Un generoso plato fuerte a seleccionar de entre 10 opciones, sopa o pasta del día, agua de frutas de temporada y tortillas de maíz morado a mano con servicio ilimitado, postre y salsas en mesa por 35 pesos en el mercado central de Xalapa. Un pan francés de horno de leña relleno de lechón cocinado bajo estrictos cánones yucatecos, xnipec y chile en polvo por 30 pesos en el mercado de Santa Ana en Mérida. Un tamal de frijol criollo con hoja de aguacate envuelto en papatla por 5 pesos en Zacatlán de las Manzanas. Una empanada de sesos de cerdo en adobo de guajillo y hoja santa en el día de plaza de Zaachila, Oaxaca, por 12 pesos.
Y la lista sigue hasta cansar y revelar tres grandes verdades de la cocina mexicana tradicional, sí, esa exaltada en documentales, patrimonializada, y ahora de moda entre las nuevas generaciones y gentrificada hasta decir basta).

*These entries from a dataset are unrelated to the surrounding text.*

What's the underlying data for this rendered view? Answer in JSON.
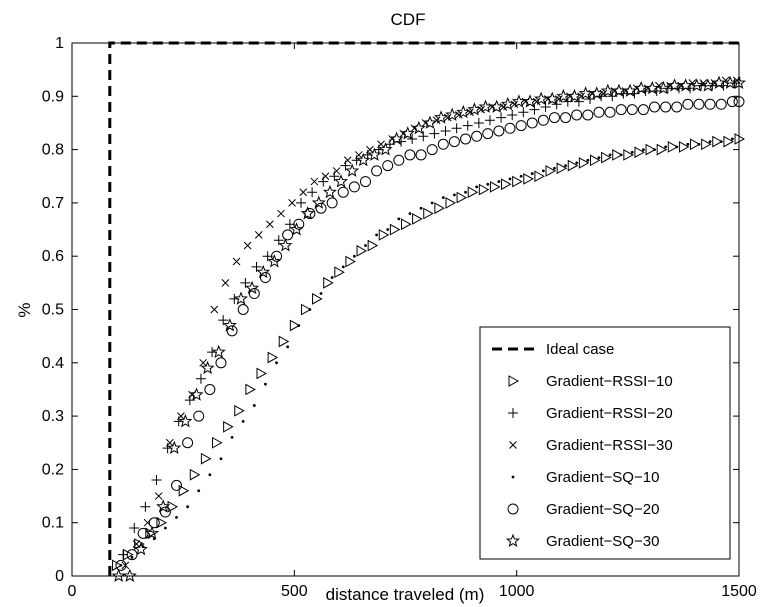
{
  "chart_data": {
    "type": "scatter",
    "title": "CDF",
    "xlabel": "distance traveled (m)",
    "ylabel": "%",
    "xlim": [
      0,
      1500
    ],
    "ylim": [
      0,
      1
    ],
    "xticks": [
      "0",
      "500",
      "1000",
      "1500"
    ],
    "yticks": [
      "0",
      "0.1",
      "0.2",
      "0.3",
      "0.4",
      "0.5",
      "0.6",
      "0.7",
      "0.8",
      "0.9",
      "1"
    ],
    "grid": false,
    "legend_position": "bottom-right",
    "series": [
      {
        "name": "Ideal case",
        "marker": "dashed-line",
        "x": [
          85,
          85,
          1500
        ],
        "y": [
          0,
          1,
          1
        ]
      },
      {
        "name": "Gradient−RSSI−10",
        "marker": "triangle-right",
        "x": [
          100,
          125,
          150,
          175,
          200,
          225,
          250,
          275,
          300,
          325,
          350,
          375,
          400,
          425,
          450,
          475,
          500,
          525,
          550,
          575,
          600,
          625,
          650,
          675,
          700,
          725,
          750,
          775,
          800,
          825,
          850,
          875,
          900,
          925,
          950,
          975,
          1000,
          1025,
          1050,
          1075,
          1100,
          1125,
          1150,
          1175,
          1200,
          1225,
          1250,
          1275,
          1300,
          1325,
          1350,
          1375,
          1400,
          1425,
          1450,
          1475,
          1500
        ],
        "y": [
          0.02,
          0.04,
          0.06,
          0.08,
          0.1,
          0.13,
          0.16,
          0.19,
          0.22,
          0.25,
          0.28,
          0.31,
          0.35,
          0.38,
          0.41,
          0.44,
          0.47,
          0.5,
          0.52,
          0.55,
          0.57,
          0.59,
          0.61,
          0.62,
          0.64,
          0.65,
          0.66,
          0.67,
          0.68,
          0.69,
          0.7,
          0.71,
          0.72,
          0.725,
          0.73,
          0.735,
          0.74,
          0.745,
          0.75,
          0.76,
          0.765,
          0.77,
          0.775,
          0.78,
          0.785,
          0.79,
          0.79,
          0.795,
          0.8,
          0.8,
          0.805,
          0.805,
          0.81,
          0.81,
          0.815,
          0.815,
          0.82
        ]
      },
      {
        "name": "Gradient−RSSI−20",
        "marker": "plus",
        "x": [
          115,
          140,
          165,
          190,
          215,
          240,
          265,
          290,
          315,
          340,
          365,
          390,
          415,
          440,
          465,
          490,
          515,
          540,
          565,
          590,
          615,
          640,
          665,
          690,
          715,
          740,
          765,
          790,
          815,
          840,
          865,
          890,
          915,
          940,
          965,
          990,
          1015,
          1040,
          1065,
          1090,
          1115,
          1140,
          1165,
          1190,
          1215,
          1240,
          1265,
          1290,
          1315,
          1340,
          1365,
          1390,
          1415,
          1440,
          1465,
          1490
        ],
        "y": [
          0.04,
          0.09,
          0.13,
          0.18,
          0.24,
          0.29,
          0.33,
          0.37,
          0.42,
          0.48,
          0.52,
          0.55,
          0.58,
          0.6,
          0.63,
          0.66,
          0.7,
          0.72,
          0.74,
          0.75,
          0.77,
          0.78,
          0.79,
          0.8,
          0.81,
          0.815,
          0.82,
          0.825,
          0.83,
          0.835,
          0.84,
          0.845,
          0.85,
          0.855,
          0.86,
          0.865,
          0.87,
          0.875,
          0.88,
          0.885,
          0.89,
          0.89,
          0.895,
          0.9,
          0.9,
          0.905,
          0.905,
          0.91,
          0.91,
          0.915,
          0.915,
          0.915,
          0.92,
          0.92,
          0.92,
          0.925
        ]
      },
      {
        "name": "Gradient−RSSI−30",
        "marker": "x",
        "x": [
          120,
          145,
          170,
          195,
          220,
          245,
          270,
          295,
          320,
          345,
          370,
          395,
          420,
          445,
          470,
          495,
          520,
          545,
          570,
          595,
          620,
          645,
          670,
          695,
          720,
          745,
          770,
          795,
          820,
          845,
          870,
          895,
          920,
          945,
          970,
          995,
          1020,
          1045,
          1070,
          1095,
          1120,
          1145,
          1170,
          1195,
          1220,
          1245,
          1270,
          1295,
          1320,
          1345,
          1370,
          1395,
          1420,
          1445,
          1470,
          1495
        ],
        "y": [
          0.02,
          0.06,
          0.1,
          0.15,
          0.25,
          0.3,
          0.34,
          0.4,
          0.5,
          0.55,
          0.59,
          0.62,
          0.64,
          0.66,
          0.68,
          0.7,
          0.72,
          0.74,
          0.75,
          0.76,
          0.78,
          0.79,
          0.8,
          0.81,
          0.82,
          0.83,
          0.84,
          0.85,
          0.855,
          0.86,
          0.865,
          0.87,
          0.875,
          0.88,
          0.88,
          0.885,
          0.89,
          0.89,
          0.895,
          0.895,
          0.9,
          0.9,
          0.905,
          0.905,
          0.91,
          0.91,
          0.915,
          0.915,
          0.92,
          0.92,
          0.92,
          0.925,
          0.925,
          0.925,
          0.93,
          0.93
        ]
      },
      {
        "name": "Gradient−SQ−10",
        "marker": "dot",
        "x": [
          110,
          135,
          160,
          185,
          210,
          235,
          260,
          285,
          310,
          335,
          360,
          385,
          410,
          435,
          460,
          485,
          510,
          535,
          560,
          585,
          610,
          635,
          660,
          685,
          710,
          735,
          760,
          785,
          810,
          835,
          860,
          885,
          910,
          935,
          960,
          985,
          1010,
          1035,
          1060,
          1085,
          1110,
          1135,
          1160,
          1185,
          1210,
          1235,
          1260,
          1285,
          1310,
          1335,
          1360,
          1385,
          1410,
          1435,
          1460,
          1485
        ],
        "y": [
          0.02,
          0.035,
          0.055,
          0.07,
          0.09,
          0.11,
          0.13,
          0.16,
          0.19,
          0.22,
          0.26,
          0.29,
          0.32,
          0.36,
          0.4,
          0.43,
          0.47,
          0.5,
          0.53,
          0.56,
          0.58,
          0.6,
          0.62,
          0.64,
          0.65,
          0.67,
          0.68,
          0.69,
          0.7,
          0.71,
          0.715,
          0.72,
          0.73,
          0.735,
          0.74,
          0.745,
          0.75,
          0.755,
          0.76,
          0.765,
          0.77,
          0.775,
          0.78,
          0.785,
          0.79,
          0.79,
          0.795,
          0.8,
          0.8,
          0.805,
          0.805,
          0.81,
          0.81,
          0.815,
          0.815,
          0.82
        ]
      },
      {
        "name": "Gradient−SQ−20",
        "marker": "circle",
        "x": [
          110,
          135,
          160,
          185,
          210,
          235,
          260,
          285,
          310,
          335,
          360,
          385,
          410,
          435,
          460,
          485,
          510,
          535,
          560,
          585,
          610,
          635,
          660,
          685,
          710,
          735,
          760,
          785,
          810,
          835,
          860,
          885,
          910,
          935,
          960,
          985,
          1010,
          1035,
          1060,
          1085,
          1110,
          1135,
          1160,
          1185,
          1210,
          1235,
          1260,
          1285,
          1310,
          1335,
          1360,
          1385,
          1410,
          1435,
          1460,
          1485,
          1500
        ],
        "y": [
          0.02,
          0.04,
          0.08,
          0.1,
          0.12,
          0.17,
          0.25,
          0.3,
          0.35,
          0.4,
          0.46,
          0.5,
          0.53,
          0.56,
          0.6,
          0.64,
          0.66,
          0.68,
          0.69,
          0.7,
          0.72,
          0.73,
          0.74,
          0.76,
          0.77,
          0.78,
          0.79,
          0.79,
          0.8,
          0.81,
          0.815,
          0.82,
          0.825,
          0.83,
          0.835,
          0.84,
          0.845,
          0.85,
          0.855,
          0.86,
          0.86,
          0.865,
          0.865,
          0.87,
          0.87,
          0.875,
          0.875,
          0.875,
          0.88,
          0.88,
          0.88,
          0.885,
          0.885,
          0.885,
          0.885,
          0.89,
          0.89
        ]
      },
      {
        "name": "Gradient−SQ−30",
        "marker": "star",
        "x": [
          105,
          130,
          155,
          180,
          205,
          230,
          255,
          280,
          305,
          330,
          355,
          380,
          405,
          430,
          455,
          480,
          505,
          530,
          555,
          580,
          605,
          630,
          655,
          680,
          705,
          730,
          755,
          780,
          805,
          830,
          855,
          880,
          905,
          930,
          955,
          980,
          1005,
          1030,
          1055,
          1080,
          1105,
          1130,
          1155,
          1180,
          1205,
          1230,
          1255,
          1280,
          1305,
          1330,
          1355,
          1380,
          1405,
          1430,
          1455,
          1480,
          1500
        ],
        "y": [
          0,
          0.0,
          0.05,
          0.08,
          0.13,
          0.24,
          0.29,
          0.34,
          0.39,
          0.42,
          0.47,
          0.52,
          0.54,
          0.57,
          0.59,
          0.62,
          0.65,
          0.68,
          0.7,
          0.72,
          0.74,
          0.76,
          0.78,
          0.79,
          0.8,
          0.82,
          0.83,
          0.84,
          0.85,
          0.86,
          0.865,
          0.87,
          0.875,
          0.88,
          0.88,
          0.885,
          0.89,
          0.89,
          0.895,
          0.895,
          0.9,
          0.9,
          0.905,
          0.905,
          0.91,
          0.91,
          0.91,
          0.915,
          0.915,
          0.915,
          0.92,
          0.92,
          0.92,
          0.92,
          0.925,
          0.925,
          0.925
        ]
      }
    ]
  }
}
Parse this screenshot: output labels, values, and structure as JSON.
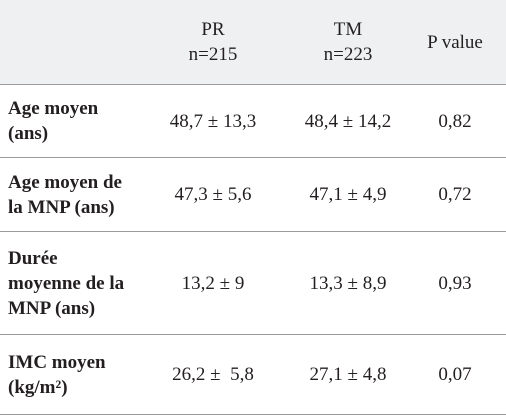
{
  "table": {
    "header": [
      {
        "lines": [
          "PR",
          "n=215"
        ]
      },
      {
        "lines": [
          "TM",
          "n=223"
        ]
      },
      {
        "lines": [
          "P value"
        ]
      }
    ],
    "rows": [
      {
        "label": [
          "Age moyen",
          "(ans)"
        ],
        "cells": [
          "48,7 ± 13,3",
          "48,4 ± 14,2",
          "0,82"
        ]
      },
      {
        "label": [
          "Age moyen de",
          "la MNP (ans)"
        ],
        "cells": [
          "47,3 ± 5,6",
          "47,1 ± 4,9",
          "0,72"
        ]
      },
      {
        "label": [
          "Durée",
          "moyenne de la",
          "MNP (ans)"
        ],
        "cells": [
          "13,2 ± 9",
          "13,3 ± 8,9",
          "0,93"
        ]
      },
      {
        "label": [
          "IMC moyen",
          "(kg/m²)"
        ],
        "cells": [
          "26,2 ±  5,8",
          "27,1 ± 4,8",
          "0,07"
        ]
      }
    ]
  }
}
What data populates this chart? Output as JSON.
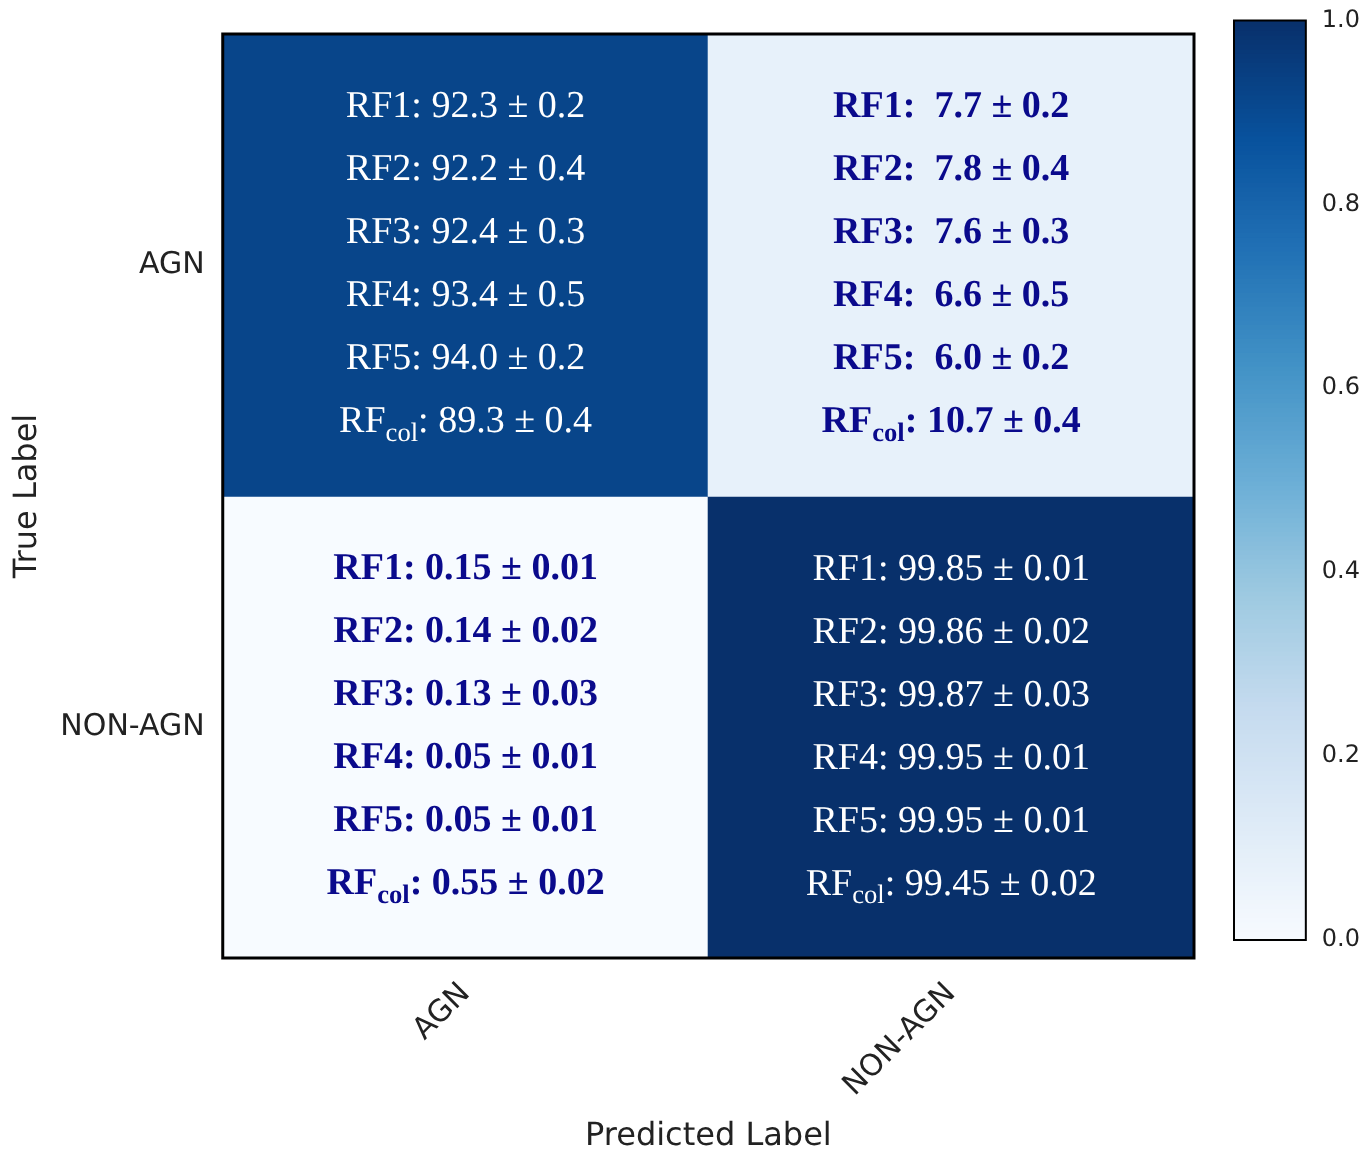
{
  "chart_data": {
    "type": "heatmap",
    "xlabel": "Predicted Label",
    "ylabel": "True Label",
    "categories": [
      "AGN",
      "NON-AGN"
    ],
    "y_categories": [
      "AGN",
      "NON-AGN"
    ],
    "cells": [
      [
        0.92,
        0.08
      ],
      [
        0.0,
        1.0
      ]
    ],
    "cell_labels": [
      [
        "RF1: 92.3 ± 0.2\nRF2: 92.2 ± 0.4\nRF3: 92.4 ± 0.3\nRF4: 93.4 ± 0.5\nRF5: 94.0 ± 0.2\nRF$_{col}$: 89.3 ± 0.4",
        "RF1:  7.7 ± 0.2\nRF2:  7.8 ± 0.4\nRF3:  7.6 ± 0.3\nRF4:  6.6 ± 0.5\nRF5:  6.0 ± 0.2\nRF$_{col}$: 10.7 ± 0.4"
      ],
      [
        "RF1: 0.15 ± 0.01\nRF2: 0.14 ± 0.02\nRF3: 0.13 ± 0.03\nRF4: 0.05 ± 0.01\nRF5: 0.05 ± 0.01\nRF$_{col}$: 0.55 ± 0.02",
        "RF1: 99.85 ± 0.01\nRF2: 99.86 ± 0.02\nRF3: 99.87 ± 0.03\nRF4: 99.95 ± 0.01\nRF5: 99.95 ± 0.01\nRF$_{col}$: 99.45 ± 0.02"
      ]
    ],
    "clim": [
      0,
      1
    ],
    "cticks": [
      {
        "value": 0,
        "label": "0.0"
      },
      {
        "value": 0.2,
        "label": "0.2"
      },
      {
        "value": 0.4,
        "label": "0.4"
      },
      {
        "value": 0.6,
        "label": "0.6"
      },
      {
        "value": 0.8,
        "label": "0.8"
      },
      {
        "value": 1,
        "label": "1.0"
      }
    ]
  }
}
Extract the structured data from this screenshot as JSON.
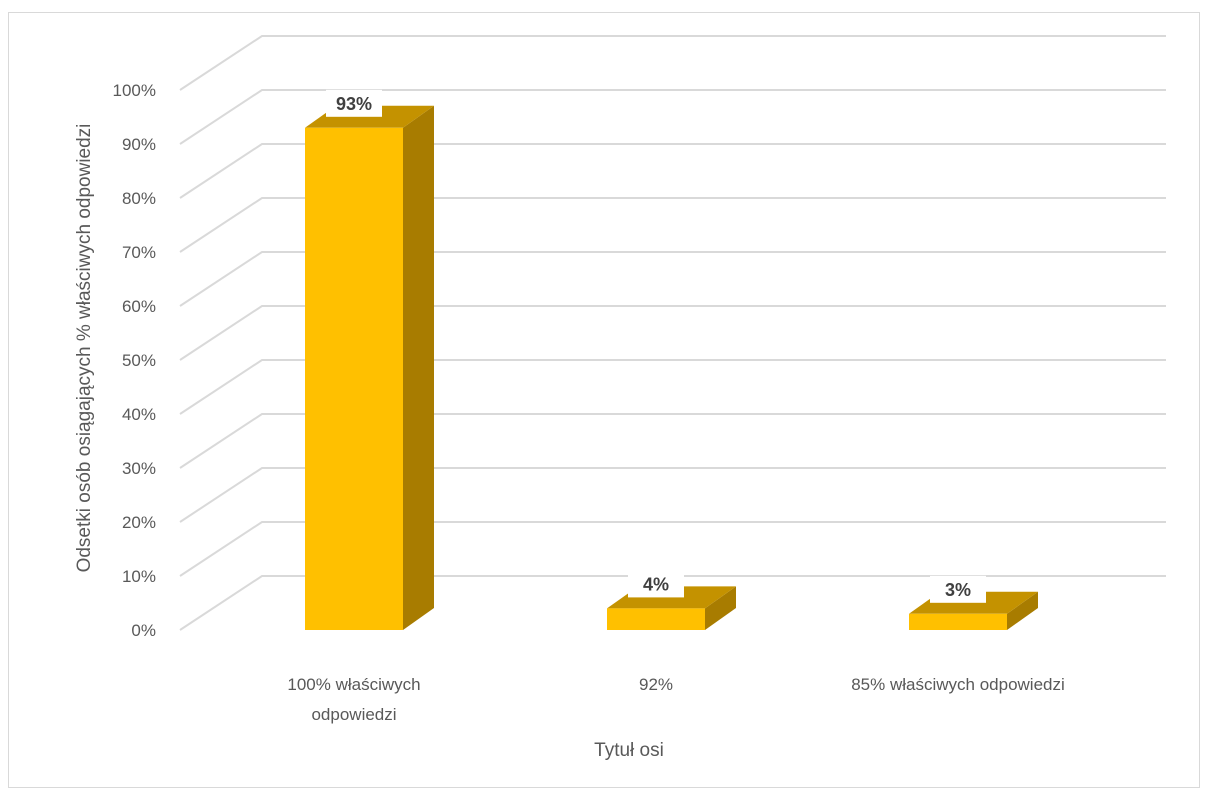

Primero, que la diversidad culinaria de este país es más grande de lo que imaginamos, evoluciona todos los días, se adapta a las condiciones ecológicas contemporáneas y que aún expresa puntualmente las diferencias regionales.
Segundo, que es tan mal pagada que es violento y doloroso. Sin deseos academicistas, para explicar este fenómeno se requieren muchas horas para apenas reconocer la complejísima madeja de contradicciones que es México y su historia.
Y después de muchas lágrimas literales y metafóricas por la evidente circunstancia económica de la cocina mexicana tradicional viene la mayor de las revelaciones: es un problema de raíz, más de fondo que de forma, un nudo gordiano que se resiste a encontrar su propia respuesta y en el que unos viven atrapados o mortalmente sofocados, pero en definitiva nadie se encuentra a salvo.
Somos un país de extrema riqueza geográfica, cultural, e histórica manifestada en las diferentes cocinas del territorio con ofensivos niveles de injusticia e inequidad social en quienes la ejecutan. Hoy somos actores y testigos de la época con mayor difusión de los valores culinarios nacionales y es cuando el maíz morado orgánico se paga a 3 pesos el kilo en poblados de la sierra Tarahumara, cinco de cada diez chiles en los mercados mexicanos son extranjeros, las semillas originales de decenas de calabazas, frijoles y tomates están casi extintas, se paga en Polanco un taco de aguacate en 50 pesos o un plato de hongos de temporada en más de 400, mientras que en Michoacán y Estado de México (origen del aguacate y hongos, respectivamente) los productores o recolectores pasan penurias económicas.

En realidad, nadie es directamente culpable pero sí todos somos responsables por contribuir desde la desinformación, la inconsciente formación académica, la deficiente investigación de campo, y la prepotencia de la pose pública por encima de las auténticas intenciones filosóficas. Muchos nos hemos desviado del camino y dejamos de observar a la gastronomía como un motor de transformación social, pero sin fatalismos ni esperanzas vanas, hoy más que nunca debemos hacer a un lado la muy trillada discusión sobre la grandeza culinaria nacional, y abrir el debate sobre nuestro papel en la amplia cadena de valor sin miedo a aceptar que frecuentemente seremos inútiles ante el mar de problemas llamado México.
Es urgente saber cuánto cuesta realmente la cocina mexicana para evitar mayores fugas y extinciones de capital, productos y técnicas. Es necesario saber más para ignorar menos, y con ello guardar esperanza en mover un poco la muy oxidada -pero funcional- forma de hacer, comercializar y comprender la cocina mexicana.